Magenta: A Google Brain project
Magenta was an open source project developed by Google Brain in 2016, and is aimed at creating a new tool for artists when they work on developing new songs or artwork. Magenta is powered by Google’s TensorFlow machine learning platform, and can work with music and images. In the music domain, an agent automatically composes background music in real-time using the emotional state of the environment in which it is embedded. It chooses an appropriate composition algorithm dynamically from a database of previously chosen algorithms mapped to a given emotional state. Doug Eck and team worked with an LSTM model tuned with reinforcement learning. Reinforcement learning was used to teach the model to use certain rules while still allowing it to retain information learnt from data.

Figure 3: GAN generator

The LSTM model works on two metrics – the metrics we want to be low and the metrics we want to be high. The metrics associated with penalties are: a) notes not in key; b) mean autocorrelation – since the goal is to encourage variety, the model is penalised if the composition is highly correlated with itself; c) notes excessively related – LSTM is prone to repeat patterns. Reinforcement learning is brought in for creativity. The metrics associated with rewards are: a) compositions starting with a tonic note; b) leaps resolved – in order to avoid awkward intervals, leaps are taken in opposite directions, and leaping twice in the same direction is negatively rewarded; c) compositions (with unique maximum note and unique minimum note) in motif, which are a succession of notes representing a short musical idea. These metrics form a music theory rule. The degree of improvement of these metrics is determined by the reward given to a particular behaviour. The choice of metrics and the weights determine the shape of the music created. The most recent model of Magenta has used GAN and transformers to generate music with an improved long-term structure.

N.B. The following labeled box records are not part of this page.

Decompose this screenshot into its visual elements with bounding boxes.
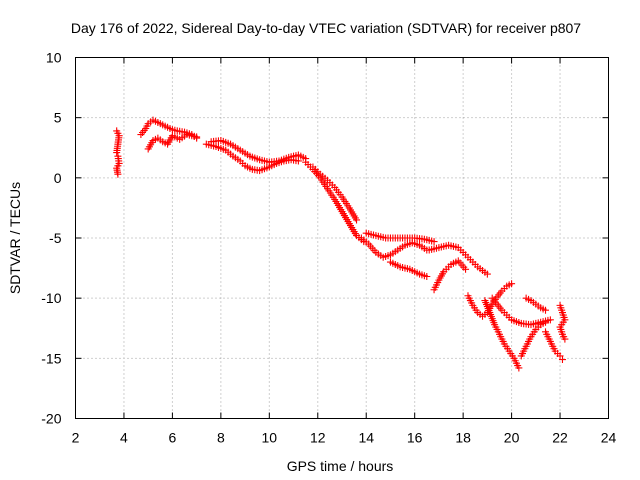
x-tick-label: 4: [120, 430, 128, 446]
x-tick-label: 8: [217, 430, 225, 446]
data-point: [508, 280, 516, 288]
data-point: [556, 352, 564, 360]
data-point: [462, 265, 470, 273]
series-arc6: [302, 158, 368, 246]
y-tick-label: -15: [41, 350, 61, 366]
data-point: [483, 270, 491, 278]
y-tick-label: 5: [54, 110, 62, 126]
data-point: [515, 364, 523, 372]
data-point: [542, 306, 550, 314]
y-tick-label: -20: [41, 411, 61, 427]
series-arc10: [386, 258, 431, 281]
x-tick-label: 22: [552, 430, 568, 446]
data-point: [353, 216, 361, 224]
data-point: [561, 335, 569, 343]
series-arc3: [144, 131, 201, 153]
series-arc18: [542, 328, 566, 364]
series-arc19: [556, 301, 569, 343]
data-point: [193, 133, 201, 141]
data-point: [113, 149, 121, 157]
series-arc1: [113, 127, 123, 178]
x-tick-label: 20: [504, 430, 520, 446]
series-arc4: [202, 140, 302, 175]
y-tick-label: -5: [49, 230, 62, 246]
y-axis-label: SDTVAR / TECUs: [7, 182, 23, 294]
series-arc7: [309, 163, 361, 224]
x-tick-label: 10: [262, 430, 278, 446]
grid-layer: [75, 57, 609, 419]
series-arc8: [357, 234, 431, 261]
data-point: [558, 356, 566, 364]
series-arc11: [425, 241, 491, 278]
y-tick-label: 10: [46, 50, 62, 66]
x-tick-label: 18: [455, 430, 471, 446]
series-arc12: [430, 257, 470, 294]
y-tick-label: 0: [54, 170, 62, 186]
x-axis-label: GPS time / hours: [287, 458, 394, 474]
data-point: [423, 273, 431, 281]
data-point: [542, 318, 550, 326]
plot-frame: [75, 57, 609, 419]
y-tick-label: -10: [41, 290, 61, 306]
data-point: [294, 157, 302, 165]
series-arc9: [362, 229, 438, 246]
x-tick-label: 12: [310, 430, 326, 446]
series-arc17: [522, 294, 550, 314]
series-arc5: [207, 137, 310, 166]
chart-title: Day 176 of 2022, Sidereal Day-to-day VTE…: [71, 20, 581, 36]
series-arc16: [517, 318, 550, 360]
data-points: [113, 116, 569, 372]
series-arc14: [481, 297, 523, 372]
data-point: [114, 170, 122, 178]
x-tick-label: 14: [358, 430, 374, 446]
x-tick-label: 2: [72, 430, 80, 446]
data-point: [430, 238, 438, 246]
x-tick-label: 24: [601, 430, 617, 446]
x-tick-label: 16: [407, 430, 423, 446]
data-point: [546, 316, 554, 324]
x-tick-label: 6: [169, 430, 177, 446]
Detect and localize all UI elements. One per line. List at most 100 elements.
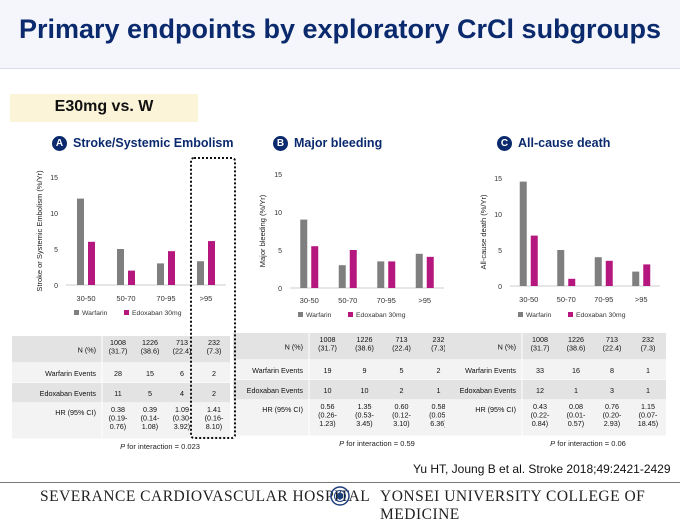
panel-b-p-interaction: P for interaction = 0.59 <box>339 439 415 448</box>
panel-c-bar-edoxaban <box>530 235 538 286</box>
panel-a-table-cell: 11 <box>114 389 121 398</box>
panel-a-bar-warfarin <box>157 263 164 285</box>
panel-c-bar-warfarin <box>519 181 527 286</box>
panel-c-bar-edoxaban <box>605 260 613 286</box>
panel-a-table-cell: 28 <box>114 369 122 378</box>
panel-c-table-cell: 16 <box>572 366 580 375</box>
panel-c-table-cell: 1008 (31.7) <box>531 335 550 353</box>
panel-b-ytick: 10 <box>274 210 282 217</box>
title-bar: Primary endpoints by exploratory CrCl su… <box>0 0 680 69</box>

Figure 4: GAN discriminator

Challenges in music generation
The greatest challenge in the generation of music is to be able to encode various musical features. Once that is accomplished, the generative music is supposed to follow the broader structure, dynamics and rules of music. Musical dimensions such as timing and pitch have relative rather than absolute significance when it comes to how notes are placed in them. Features such as dynamics (that tells the volume of the sound from the instrument) and timbre (that differentiates between notes having the same pitch and loudness) are difficult to encode. There are other features such as duration, rest, timing and pitch that are also challenging to represent as extracted features.

Future trends
Various GAN models such as MidiNet, SSMGAN, C-RNN-GAN, JazzGAN, MuseGAN, Conditional LSTM GAN, etc, have been attempted for composing melody. Other generative models like the VAE, flow-based models, autoregressive models, transformers, RBMs, HMMs and many others have been used in research in this area. Melody generation is moving towards bringing in more musical diversity and structure handling capacity. Better interpretability and human control are being aimed for. Standardised test data sets and evaluation metrics, cross-modal generation, composition style transfer, lyrics-free singing and interactive music generation are some future research directions in this field.